Autoimmune Skin Disease- Symptoms, Causes, and Treatments

autoimmune skin diseases

The skin is the largest organ of the human body, and that’s why it’s more prone to autoimmune diseases. 

Autoimmune diseases happen when your body attacks its healthy tissues instead of harmful cells. These diseases can affect different parts of the body, including the skin. 

Let’s see how a low immune system or autoimmune disease disorder affects the skin, its symptoms and treatments.

Can Low Immune System Cause Skin Problems? 

Skin is a central player in the immune system as different skin cells identify and kill foreign invaders like viruses and certain bacteria. These skin cells continuously communicate with other cells in the body. Meaning, any change in the immune system will also affect the skin, mainly when the immune system attacks our normal body parts. 

In some cases, the skin is only affected by the immune system; however, the disorder can affect other body parts as well. As the skin is the visible organ of our body, it may be showing the first sign of a low immune system disorder.

Autoimmune Skin Conditions Symptoms  

  • Thickened, pitted, or ridged nails
  • Pink or red rashes
  • Scaly patches
  • Stiff and swollen joints
  • Itchy skin
  • Chronic fatigue
  • Blisters in the skin (with clear or milky fluid)
  • Skin inflammation
  • Skin scarring
  • Dry, cracked skin that may bleed or itch

Causes of Autoimmune Skin Diseases 

Why does autoimmune disease occur?

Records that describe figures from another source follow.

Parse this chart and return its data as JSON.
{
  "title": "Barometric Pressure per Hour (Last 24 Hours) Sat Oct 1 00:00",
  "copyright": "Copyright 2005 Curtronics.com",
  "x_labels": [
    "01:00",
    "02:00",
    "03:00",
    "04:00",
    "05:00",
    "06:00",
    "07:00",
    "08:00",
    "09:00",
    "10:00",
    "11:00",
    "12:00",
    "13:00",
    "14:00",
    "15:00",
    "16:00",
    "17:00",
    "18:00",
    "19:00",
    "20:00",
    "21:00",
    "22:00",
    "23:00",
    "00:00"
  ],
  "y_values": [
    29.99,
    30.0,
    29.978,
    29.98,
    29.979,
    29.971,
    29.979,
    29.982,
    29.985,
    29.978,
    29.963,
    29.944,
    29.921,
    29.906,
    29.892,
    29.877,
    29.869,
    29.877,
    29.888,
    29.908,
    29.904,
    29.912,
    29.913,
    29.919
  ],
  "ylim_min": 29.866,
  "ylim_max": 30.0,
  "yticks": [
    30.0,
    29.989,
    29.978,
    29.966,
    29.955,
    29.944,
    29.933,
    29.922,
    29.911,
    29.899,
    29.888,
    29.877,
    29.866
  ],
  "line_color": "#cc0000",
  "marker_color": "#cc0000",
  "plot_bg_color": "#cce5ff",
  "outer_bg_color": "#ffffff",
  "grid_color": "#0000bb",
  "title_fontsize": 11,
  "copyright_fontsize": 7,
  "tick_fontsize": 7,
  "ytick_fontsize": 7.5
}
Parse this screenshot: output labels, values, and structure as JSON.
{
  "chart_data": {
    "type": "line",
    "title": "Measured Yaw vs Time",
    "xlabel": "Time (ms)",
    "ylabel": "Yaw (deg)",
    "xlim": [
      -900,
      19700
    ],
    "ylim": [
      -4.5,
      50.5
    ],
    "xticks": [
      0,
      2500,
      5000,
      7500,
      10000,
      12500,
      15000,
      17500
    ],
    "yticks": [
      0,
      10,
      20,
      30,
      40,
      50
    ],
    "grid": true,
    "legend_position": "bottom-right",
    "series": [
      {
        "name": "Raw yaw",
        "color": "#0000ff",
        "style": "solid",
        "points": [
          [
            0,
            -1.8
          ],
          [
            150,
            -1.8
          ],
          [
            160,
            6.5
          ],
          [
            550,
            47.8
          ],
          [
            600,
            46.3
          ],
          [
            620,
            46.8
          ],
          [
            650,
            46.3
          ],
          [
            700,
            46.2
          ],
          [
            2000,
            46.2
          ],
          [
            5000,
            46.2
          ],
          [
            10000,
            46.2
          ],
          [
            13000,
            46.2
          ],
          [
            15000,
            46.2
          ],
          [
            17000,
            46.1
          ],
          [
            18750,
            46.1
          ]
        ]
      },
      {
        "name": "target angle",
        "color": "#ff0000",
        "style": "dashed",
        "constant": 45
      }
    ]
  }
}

It happens when our body’s immune system attacks its own healthy cells. Normally, our immune system produces antibodies against viruses, bacteria, and other foreign cells. If these antibodies attack healthy cells, they are known as autoantibodies. These autoantibodies sometimes also attack skin cells or tissues, and why this happens is still unknown. 

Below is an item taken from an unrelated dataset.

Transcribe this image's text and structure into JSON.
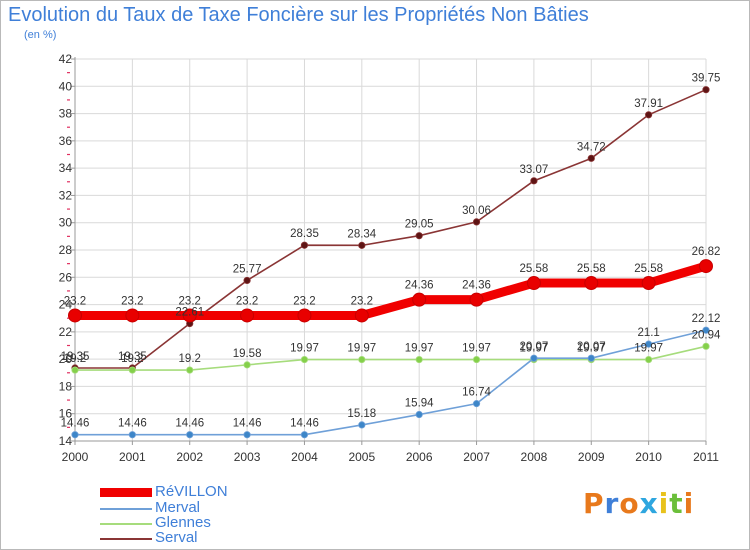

However, various reasons can cause a low immune system such as excessive exposure to UV rays, infections, hormonal imbalance, stress, certain foods, and medications. 

Types of Autoimmune Skin Conditions 

Dermatitis Herpetiformis

Dermatitis herpetiformis is a chronic autoimmune disease that occurs in reaction to eating food containing gluten (a protein present in wheat and rye). This skin condition is related to Celiac autoimmune disease, which damages the intestine when you take gluten into your diet.  

Dermatitis herpetiformis usually happens to people between 30 to 40 and shows signs such as extremely itchy blisters and red bumps on the knees, buttocks, elbows, and scalp. 


Pemphigoid is a rare autoimmune disorder where blisters form in the skin. The most common pemphigoid is called bullous pemphigoid. This usually occurs in people above the age of 70.

Symptoms of bullous pemphigoid include itchy, firm blisters on any area of the skin, including the genitals and the mouth.


A very common autoimmune skin disease that affects about 3% of adults in the U.S. In this condition, patches start growing on the skin too quickly. 

The most common type of psoriasis is called plaque psoriasis where red patches with thick white scales usually form on the elbows, knees, lower back, and scalp.

Treatments for Autoimmune Skin Diseases 

  • Rituximab targets specific parts of the immune system and reduces inflammation. It involves regular physician monitoring.
  • Immunosuppressive and immunomodulatory medications- The intake of these medications changes the immune system response as well as control the inflammatory effects of the autoimmune disease. 
  • Intravenous immunoglobulin involves a purified blood product containing healthy antibodies. This treatment reduces or prevents the severity of infections in people with a weak immune system. Intravenous immunoglobulin therapy also neutralizes antibodies attacking the person’s body. It may require repeat infusions.

The Bottom Line

Autoimmune diseases can affect the skin and show different symptoms such as red rashes, scaly patches, and itchy skin. It’s advised to see your physician for the proper diagnosis and treatment of autoimmune skin conditions.